Por eso este caso no solo debe indignarnos; debe incomodarnos. Porque si no nos incomoda, no cambiaremos nada. Las familias tienen razón cuando exigen supervisión, acompañamiento y autoridad visible. No es exageración, no es paranoia, es responsabilidad. Y también es cierto que las instituciones educativas enfrentan una carga gigante: más estudiantes, menos personal, horarios compartidos entre primaria y bachillerato, docentes obligados a multiplicarse. No es fácil. Pero nunca puede ser más difícil que explicar por qué un niño estuvo a punto de perder el aire dentro del propio colegio.

Tampoco se trata de culpar al sistema educativo sin contexto. Se trata de exigirle lo mismo que le exigimos a un hospital: que garantice un espacio seguro. Dejar un baño sin vigilancia constante en horas mixtas es como dejar un área de urgencias sin enfermeras. No se trata de poner policías en cada puerta, sino de entender que los colegios son, antes que centros académicos, entornos de protección. Un niño no se educa donde no está a salvo.

Este caso también nos obliga a mirar a los agresores con una doble perspectiva: responsabilidad y reparación. Sí, debe haber sanciones claras y proporcionales. Pero también debemos preguntarnos qué falla en su formación para que un adolescente crea que la manera de resolver una situación es golpear y asfixiar a un niño. La violencia no se aprende sola. Y si no intervenimos ahora, estaremos criando jóvenes que creen que la fuerza siempre es la salida más rápida.

Algo que he aprendido como docente es que la convivencia no se improvisa. No se construye sola. No ocurre porque el colegio “sea bueno” o porque los estudiantes “sean tranquilos”. La convivencia requiere proyectos emocionales, mediación constante, adultos atentos, protocolos vivos, no archivados. Necesita que cada estudiante entienda que tiene derechos, pero también límites. Y que las instituciones sepan que la prevención no es un anexo opcional, sino la columna vertebral de la seguridad escolar.

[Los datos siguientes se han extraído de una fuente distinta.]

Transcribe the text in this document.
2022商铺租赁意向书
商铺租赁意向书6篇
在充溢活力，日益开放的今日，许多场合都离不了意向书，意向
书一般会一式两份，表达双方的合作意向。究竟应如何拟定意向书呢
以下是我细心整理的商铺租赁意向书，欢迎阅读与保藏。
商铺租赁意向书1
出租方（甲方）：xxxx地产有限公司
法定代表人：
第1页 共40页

Hoy la familia de este niño espera justicia, pero yo espero algo más ambicioso: que este caso sea un punto de inflexión. Que los colegios revisen seriamente sus dinámicas internas. Que los padres comprendan que la educación es una alianza, no una delegación. Y que el Estado deje de asumir que la violencia escolar se resuelve con un comunicado. La prevención cuesta menos que la reparación. Pero parece que solo aprendemos cuando el daño ya está hecho.

Como sociedad no podemos permitir que un niño de nueve años salga del baño de su colegio temblando, golpeado, sin aire, con miedo. Los colegios deben ser los lugares donde la infancia está más protegida, no más expuesta. Y hoy, más que nunca, debemos recordarle al país algo que a veces olvidamos: la seguridad de un niño no se negocia, no se aplaza y no se explica después. Se garantiza desde antes.